I ended up not leaving. And I am so glad, because the memorial was exactly what I needed. Eric and I had a heart to heart at the memorial. We talked about how hard it is and the misunderstanding. Ended on good terms and I'm so glad.
Chris other daughter Jayden came over and hung out for several hours one night, and it was so awesome getting to see the two of them together. She loved Samarah, said she looked like a mini dad, ha she does look like Chris. they totally have the same nose!!!!!!!! Jayden's mom and I have bonded since Chris died. Chris and I tried to be part of her life but it was hard before. Although its unfortunate, sometimes tragic events humble people and have a way of bringing them together.
PS- for anyone who has not been to Ohio, this is pretty much what it looks like, everywhere. Ha. It is so weird not seeing mountains. It is pretty in its own way though, its very green in the summer. For the most part we didn't leave the house. But a friend dropped off a car so we got to run errands one day. I wanted to buy Catalina some baby clothes from Ohio for their baby. Chris would have spoiled their baby rotten especially since its a boy (post for another day) but especially with Ohio state stuff. so I wanted to actually get stuff from Ohio. And we got a few things for the memorial, and some groceries. While at the store I actually got offered a part time job in addition to my full time, back in Utah. Instant stress figuring out how to work that in after getting home from a trip.

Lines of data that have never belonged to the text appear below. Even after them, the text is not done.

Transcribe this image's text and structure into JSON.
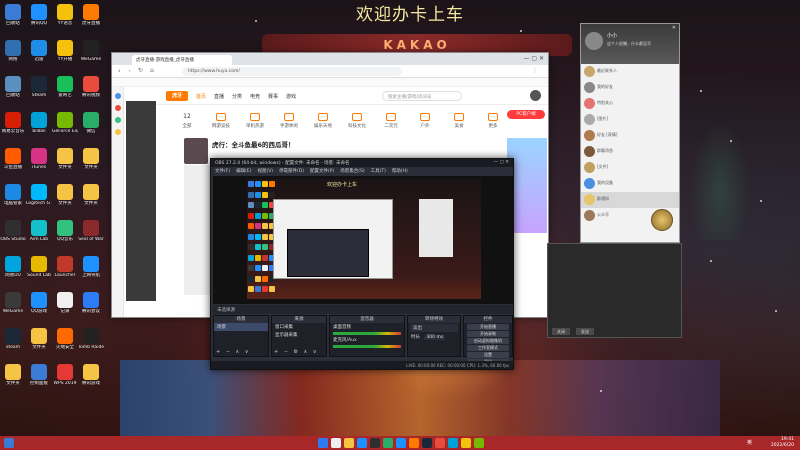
{
  "wallpaper": {
    "title": "欢迎办卡上车",
    "sign_text": "KAKAO"
  },
  "desktop_icons": [
    {
      "label": "回收站",
      "color": "#3a7bd5"
    },
    {
      "label": "腾讯QQ",
      "color": "#1e90ff"
    },
    {
      "label": "YY语音",
      "color": "#f4c20d"
    },
    {
      "label": "虎牙直播",
      "color": "#ff7a00"
    },
    {
      "label": "网络",
      "color": "#2f6fb0"
    },
    {
      "label": "迅雷",
      "color": "#1f8ee8"
    },
    {
      "label": "YY开播",
      "color": "#f4c20d"
    },
    {
      "label": "WeGame",
      "color": "#222"
    },
    {
      "label": "回收站",
      "color": "#5a8fc0"
    },
    {
      "label": "Steam",
      "color": "#1b2838"
    },
    {
      "label": "爱奇艺",
      "color": "#19c05a"
    },
    {
      "label": "腾讯视频",
      "color": "#e94b3c"
    },
    {
      "label": "网易云音乐",
      "color": "#d81e06"
    },
    {
      "label": "bilibili",
      "color": "#00a1d6"
    },
    {
      "label": "GeForce Experience",
      "color": "#76b900"
    },
    {
      "label": "微信",
      "color": "#2aae67"
    },
    {
      "label": "斗鱼直播",
      "color": "#ff5a00"
    },
    {
      "label": "iTunes",
      "color": "#d63384"
    },
    {
      "label": "文件夹",
      "color": "#f6c445"
    },
    {
      "label": "文件夹",
      "color": "#f6c445"
    },
    {
      "label": "电脑管家",
      "color": "#1e88e5"
    },
    {
      "label": "Logitech G HUB",
      "color": "#00b8fc"
    },
    {
      "label": "文件夹",
      "color": "#f6c445"
    },
    {
      "label": "文件夹",
      "color": "#f6c445"
    },
    {
      "label": "OBS Studio",
      "color": "#302e31"
    },
    {
      "label": "Aim Lab",
      "color": "#14c0c9"
    },
    {
      "label": "QQ音乐",
      "color": "#31c27c"
    },
    {
      "label": "Seal of War",
      "color": "#8a2a2a"
    },
    {
      "label": "网易UU",
      "color": "#00a5e0"
    },
    {
      "label": "Sound Lab",
      "color": "#e6b800"
    },
    {
      "label": "Launcher",
      "color": "#c0392b"
    },
    {
      "label": "上网导航",
      "color": "#1e90ff"
    },
    {
      "label": "WeGame",
      "color": "#3a3a3a"
    },
    {
      "label": "QQ游戏",
      "color": "#1e90ff"
    },
    {
      "label": "记录",
      "color": "#f0f0f0"
    },
    {
      "label": "腾讯会议",
      "color": "#2d7cf6"
    },
    {
      "label": "steam",
      "color": "#1b2838"
    },
    {
      "label": "文件夹",
      "color": "#f6c445"
    },
    {
      "label": "火绒安全",
      "color": "#ff6a00"
    },
    {
      "label": "Tomb Raider",
      "color": "#222"
    },
    {
      "label": "文件夹",
      "color": "#f6c445"
    },
    {
      "label": "控制面板",
      "color": "#3a7bd5"
    },
    {
      "label": "WPS 2019",
      "color": "#e53935"
    },
    {
      "label": "腾讯游戏",
      "color": "#f6c445"
    }
  ],
  "browser": {
    "tab_title": "虎牙直播-游戏直播_虎牙直播",
    "url": "https://www.huya.com/",
    "site_logo": "虎牙",
    "nav": [
      "首页",
      "直播",
      "分类",
      "电竞",
      "赛事",
      "游戏"
    ],
    "search_placeholder": "搜索主播/游戏/房间号",
    "categories": [
      {
        "label": "全部",
        "badge": "12"
      },
      {
        "label": "网游竞技"
      },
      {
        "label": "单机热游"
      },
      {
        "label": "手游休闲"
      },
      {
        "label": "娱乐天地"
      },
      {
        "label": "科技文化"
      },
      {
        "label": "二次元"
      },
      {
        "label": "户外"
      },
      {
        "label": "美食"
      },
      {
        "label": "更多"
      }
    ],
    "pc_button": "PC客户端",
    "streamer_title": "虎行：全斗鱼最6的西瓜哥！"
  },
  "obs": {
    "window_title": "OBS 27.2.4 (64-bit, windows) - 配置文件: 未命名 - 场景: 未命名",
    "menu": [
      "文件(F)",
      "编辑(E)",
      "视图(V)",
      "停靠部件(D)",
      "配置文件(P)",
      "场景集合(S)",
      "工具(T)",
      "帮助(H)"
    ],
    "nested_title": "欢迎办卡上车",
    "dock_bar": "未选择源",
    "docks": {
      "scenes": {
        "title": "场景",
        "items": [
          "场景"
        ]
      },
      "sources": {
        "title": "来源",
        "items": [
          "窗口采集",
          "显示器采集"
        ]
      },
      "mixer": {
        "title": "混音器",
        "items": [
          "桌面音频",
          "麦克风/Aux"
        ]
      },
      "transitions": {
        "title": "转场特效",
        "type": "淡出",
        "duration_label": "时长",
        "duration": "300 ms"
      },
      "controls": {
        "title": "控件",
        "buttons": [
          "开始直播",
          "开始录制",
          "启动虚拟摄像机",
          "工作室模式",
          "设置",
          "退出"
        ]
      }
    },
    "status": "LIVE: 00:00:00  REC: 00:00:00  CPU: 1.3%, 60.00 fps"
  },
  "chat": {
    "name": "小小",
    "signature": "这个人很懒，什么都没写",
    "items": [
      {
        "text": "最近联系人",
        "color": "#c9a66b"
      },
      {
        "text": "我的好友",
        "color": "#888"
      },
      {
        "text": "特别关心",
        "color": "#e57373"
      },
      {
        "text": "[图片]",
        "color": "#aaa"
      },
      {
        "text": "好友 [表情]",
        "color": "#b07a4a"
      },
      {
        "text": "群聊消息",
        "color": "#7a5a3a"
      },
      {
        "text": "[文件]",
        "color": "#c0a060"
      },
      {
        "text": "我的设备",
        "color": "#4a90e2"
      },
      {
        "text": "群通知",
        "color": "#e8c46a"
      },
      {
        "text": "公众号",
        "color": "#9a7a5a"
      }
    ]
  },
  "chat_dialog": {
    "buttons": [
      "关闭",
      "发送"
    ]
  },
  "taskbar": {
    "time": "19:41",
    "date": "2022/6/20",
    "tray": "英"
  }
}
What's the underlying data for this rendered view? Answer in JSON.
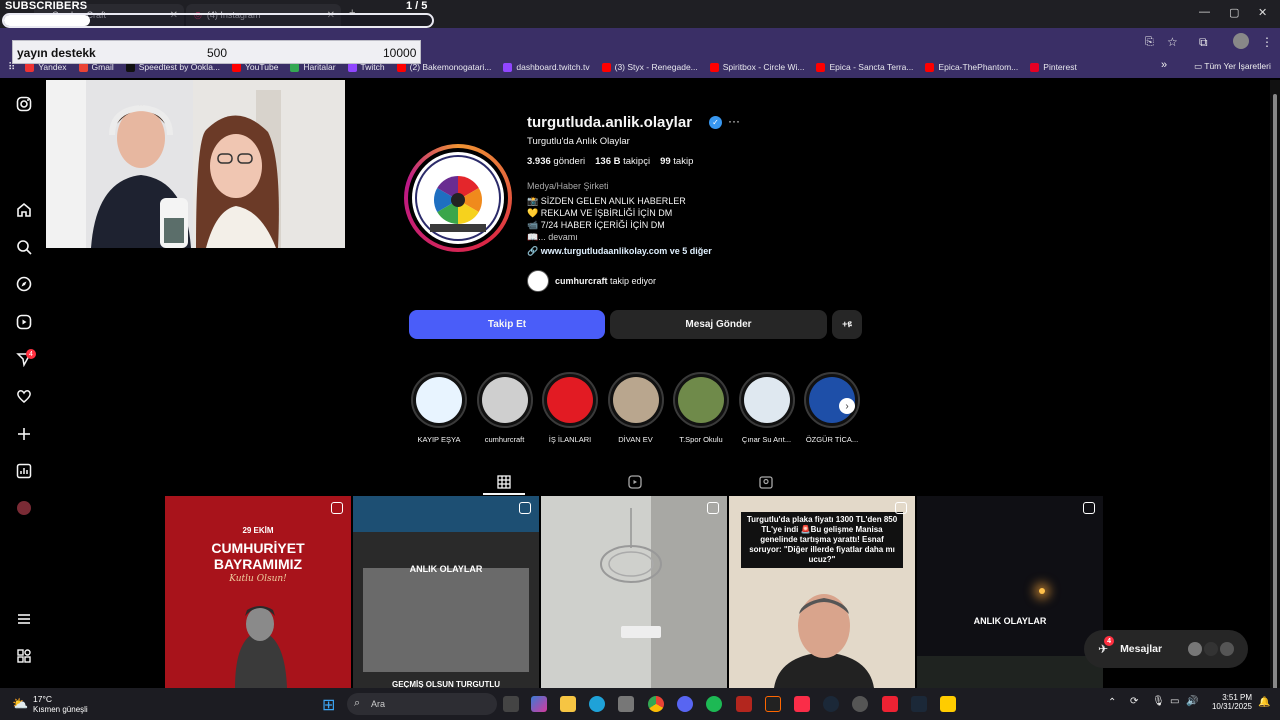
{
  "browser": {
    "tabs": [
      {
        "label": "Cumhur Craft",
        "active": false
      },
      {
        "label": "(4) Instagram",
        "active": true
      }
    ],
    "new_tab": "+",
    "window_controls": [
      "—",
      "▢",
      "✕"
    ],
    "bookmarks": [
      {
        "label": "Yandex",
        "color": "#e33"
      },
      {
        "label": "Gmail",
        "color": "#ea4335"
      },
      {
        "label": "Speedtest by Ookla...",
        "color": "#111"
      },
      {
        "label": "YouTube",
        "color": "#f00"
      },
      {
        "label": "Haritalar",
        "color": "#34a853"
      },
      {
        "label": "Twitch",
        "color": "#9146ff"
      },
      {
        "label": "(2) Bakemonogatari...",
        "color": "#f00"
      },
      {
        "label": "dashboard.twitch.tv",
        "color": "#9146ff"
      },
      {
        "label": "(3) Styx - Renegade...",
        "color": "#f00"
      },
      {
        "label": "Spiritbox - Circle Wi...",
        "color": "#f00"
      },
      {
        "label": "Epica - Sancta Terra...",
        "color": "#f00"
      },
      {
        "label": "Epica-ThePhantom...",
        "color": "#f00"
      },
      {
        "label": "Pinterest",
        "color": "#e60023"
      }
    ],
    "bookmarks_overflow": "»",
    "all_bookmarks": "Tüm Yer İşaretleri"
  },
  "overlay": {
    "subs_title": "SUBSCRIBERS",
    "subs_count": "1 / 5",
    "subs_progress": 0.2,
    "support_label": "yayın destekk",
    "support_current": "500",
    "support_goal": "10000"
  },
  "profile": {
    "username": "turgutluda.anlik.olaylar",
    "verified_mark": "✓",
    "more": "···",
    "full_name": "Turgutlu'da Anlık Olaylar",
    "posts_count": "3.936",
    "posts_label": "gönderi",
    "followers_count": "136 B",
    "followers_label": "takipçi",
    "following_count": "99",
    "following_label": "takip",
    "category": "Medya/Haber Şirketi",
    "bio_lines": [
      "📸 SİZDEN GELEN ANLIK HABERLER",
      "💛 REKLAM VE İŞBİRLİĞİ İÇİN DM",
      "📹 7/24 HABER İÇERİĞİ İÇİN DM",
      "📖... devamı"
    ],
    "link": "www.turgutludaanlikolay.com ve 5 diğer",
    "followed_by_name": "cumhurcraft",
    "followed_by_suffix": "takip ediyor",
    "follow_button": "Takip Et",
    "message_button": "Mesaj Gönder",
    "suggest_button": "+ዩ"
  },
  "highlights": [
    {
      "label": "KAYIP EŞYA",
      "color": "#e8f4ff"
    },
    {
      "label": "cumhurcraft",
      "color": "#cfcfcf"
    },
    {
      "label": "İŞ İLANLARI",
      "color": "#e21b23"
    },
    {
      "label": "DİVAN EV",
      "color": "#b9a68e"
    },
    {
      "label": "T.Spor Okulu",
      "color": "#6f8a4a"
    },
    {
      "label": "Çınar Su Arıt...",
      "color": "#dfe8f0"
    },
    {
      "label": "ÖZGÜR TİCA...",
      "color": "#1e4fa8"
    }
  ],
  "posts": [
    {
      "line1": "29 EKİM",
      "line2": "CUMHURİYET",
      "line3": "BAYRAMIMIZ",
      "line4": "Kutlu Olsun!",
      "bg": "#a8131b"
    },
    {
      "watermark": "ANLIK OLAYLAR",
      "caption": "GEÇMİŞ OLSUN TURGUTLU",
      "bg": "#2a2a2a"
    },
    {
      "bg": "#cfd0cc"
    },
    {
      "headline": "Turgutlu'da plaka fiyatı 1300 TL'den 850 TL'ye indi 🚨Bu gelişme Manisa genelinde tartışma yarattı! Esnaf soruyor: \"Diğer illerde fiyatlar daha mı ucuz?\"",
      "bg": "#e3d9c9"
    },
    {
      "watermark": "ANLIK OLAYLAR",
      "bg": "#0f0f14"
    }
  ],
  "messages": {
    "label": "Mesajlar",
    "badge": "4"
  },
  "nav_badge": "4",
  "taskbar": {
    "temp": "17°C",
    "weather": "Kısmen güneşli",
    "search": "Ara",
    "time": "3:51 PM",
    "date": "10/31/2025"
  }
}
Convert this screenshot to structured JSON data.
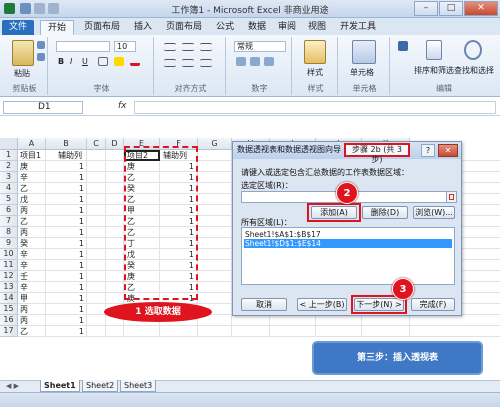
{
  "window": {
    "title": "工作簿1 - Microsoft Excel 非商业用途",
    "min": "–",
    "max": "□",
    "close": "✕"
  },
  "tabs": [
    "文件",
    "开始",
    "页面布局",
    "插入",
    "页面布局",
    "公式",
    "数据",
    "审阅",
    "视图",
    "开发工具"
  ],
  "ribbon": {
    "font_size": "10",
    "number_format": "常规",
    "font_bold": "B",
    "font_italic": "I",
    "font_underline": "U",
    "groups": [
      "剪贴板",
      "字体",
      "对齐方式",
      "数字",
      "样式",
      "单元格",
      "编辑"
    ],
    "buttons": {
      "paste": "粘贴",
      "style": "样式",
      "cells": "单元格",
      "sort": "排序和筛选",
      "find": "查找和选择"
    }
  },
  "formula": {
    "namebox": "D1",
    "fx": "fx",
    "content": ""
  },
  "columns": [
    "A",
    "B",
    "C",
    "D",
    "E",
    "F",
    "G",
    "H",
    "I",
    "J",
    "K"
  ],
  "rows": [
    "1",
    "2",
    "3",
    "4",
    "5",
    "6",
    "7",
    "8",
    "9",
    "10",
    "11",
    "12",
    "13",
    "14",
    "15",
    "16",
    "17"
  ],
  "sheet_ab": [
    [
      "项目1",
      "辅助列"
    ],
    [
      "庚",
      "1"
    ],
    [
      "辛",
      "1"
    ],
    [
      "乙",
      "1"
    ],
    [
      "戊",
      "1"
    ],
    [
      "丙",
      "1"
    ],
    [
      "乙",
      "1"
    ],
    [
      "丙",
      "1"
    ],
    [
      "癸",
      "1"
    ],
    [
      "辛",
      "1"
    ],
    [
      "辛",
      "1"
    ],
    [
      "壬",
      "1"
    ],
    [
      "辛",
      "1"
    ],
    [
      "甲",
      "1"
    ],
    [
      "丙",
      "1"
    ],
    [
      "丙",
      "1"
    ],
    [
      "乙",
      "1"
    ]
  ],
  "sheet_de": [
    [
      "项目2",
      "辅助列"
    ],
    [
      "庚",
      "1"
    ],
    [
      "乙",
      "1"
    ],
    [
      "癸",
      "1"
    ],
    [
      "乙",
      "1"
    ],
    [
      "甲",
      "1"
    ],
    [
      "乙",
      "1"
    ],
    [
      "乙",
      "1"
    ],
    [
      "丁",
      "1"
    ],
    [
      "戊",
      "1"
    ],
    [
      "癸",
      "1"
    ],
    [
      "庚",
      "1"
    ],
    [
      "乙",
      "1"
    ],
    [
      "庚",
      "1"
    ]
  ],
  "annotations": {
    "step1": "1 选取数据",
    "step2": "2",
    "step3": "3",
    "step3_banner": "第三步：插入透视表"
  },
  "dialog": {
    "title": "数据透视表和数据透视图向导 -",
    "step": "步骤 2b (共 3 步)",
    "help": "?",
    "close": "✕",
    "prompt": "请键入或选定包含汇总数据的工作表数据区域：",
    "range_label": "选定区域(R)：",
    "range_value": "",
    "add_button": "添加(A)",
    "delete_button": "删除(D)",
    "browse_button": "浏览(W)...",
    "all_ranges_label": "所有区域(L)：",
    "ranges": [
      "Sheet1!$A$1:$B$17",
      "Sheet1!$D$1:$E$14"
    ],
    "cancel_button": "取消",
    "back_button": "< 上一步(B)",
    "next_button": "下一步(N) >",
    "finish_button": "完成(F)"
  },
  "sheets": [
    "Sheet1",
    "Sheet2",
    "Sheet3"
  ],
  "colors": {
    "accent": "#2a6fbf",
    "annotation_red": "#e0141e",
    "banner_blue": "#3f79c6"
  }
}
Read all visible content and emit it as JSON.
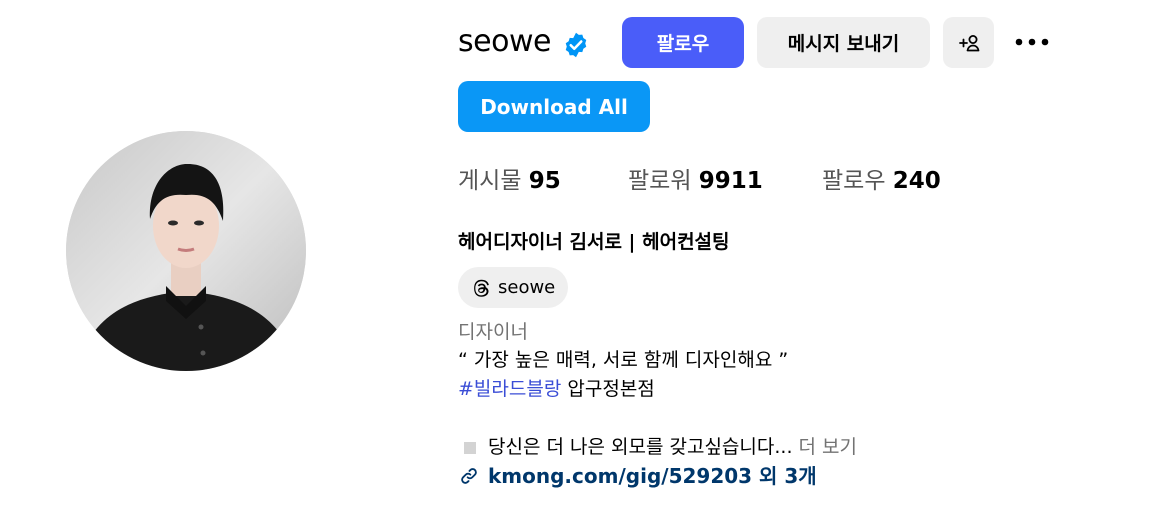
{
  "profile": {
    "username": "seowe",
    "verified": true,
    "accent_color": "#4a5df9",
    "verified_color": "#0095f6"
  },
  "actions": {
    "follow_label": "팔로우",
    "message_label": "메시지 보내기",
    "download_label": "Download All",
    "add_user_icon": "add-user-icon",
    "more_icon": "more-options-icon"
  },
  "stats": {
    "posts_label": "게시물",
    "posts_value": "95",
    "followers_label": "팔로워",
    "followers_value": "9911",
    "following_label": "팔로우",
    "following_value": "240"
  },
  "bio": {
    "name": "헤어디자이너 김서로 | 헤어컨설팅",
    "threads_handle": "seowe",
    "category": "디자이너",
    "quote": "“ 가장 높은 매력, 서로 함께 디자인해요 ”",
    "hashtag": "#빌라드블랑",
    "location": "압구정본점",
    "teaser": "당신은 더 나은 외모를 갖고싶습니다...",
    "more_label": "더 보기",
    "link_text": "kmong.com/gig/529203 외 3개"
  }
}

The night before Samarah and I left, Jayden and Jadyn wanted to go roller skating, so I said I would go with them. They were surprised but then excited! I love skating! we went to the rink and had fun!
Chris mom and dad took us to the airport the next morning and we got this awesome pic as we said goodbye!
She was tired and grumpy right off the bat for this flight. Not really grumpy, but she was tired and you could tell, she was just not listening and somewhat defiant over everything even simple things. I don't think talking down on people but I'm sorry the flight attendant was a bitch. Samarah had put her feet up against the back of the chair in front, but wasn't pushing or kicking she had them rested like on the magazines. And she walked by and said she needed to put her feet down for take off, so I asked her to, and because she was tired and said no and put her feet up again, but didn't kick. The attendant walks back and says, well I can't remember the exact wording because this was 2 months ago, but something to the effect of 'if we need to we will turn around and go back and you can be escorted off the plane until she can handle herself' Excuse me??????????? The lady sitting next to me was like, Wow that was uncalled for and rude. I was in complete shock. I realized later that there were 3 flight attendants sitting in front of us, and maybe that is why she was so.. whatever she was. She kept walking by and saying comments about Samarah. She wasn't screaming, crying, misbehaving, (minus the feet on the seat)_ kicking, trying to get out of her seat. Sure the lady in front could probably feel her feet on the back but wow. I was appalled. Samarah ended up falling asleep a few hours in which I was glad for.
I think this is the Grand Canyon that we flew over, beautiful!!
I love this picture, you can see her silhouette and the view of the mountains out the window.
This is what we flew into in Utah, beautiful welcome home.
Nothing like a sunset over the mountains.
My mom picked Samarah and I up from the airport. I tried to go straight home, we'd be traveling pretty much all day. 2 hour- ish drive to airport from Wauseon to Detroit, I think 7 hour plane time including an hour layover? I can't remember, then an hour home to Orem then 20 more minutes to Provo. I was done. ha.
Overall, I am glad I went. All the negativity and emotions were hard, but we still got to spend time with his family which is so important. I love them all and hope that we can get through this together. I want them in Samarah and I's life forever. Chris was a great guy and he has a wonderful family that I want Samarah to be a part of.
I will wait a year or two until I can save up more and then go again!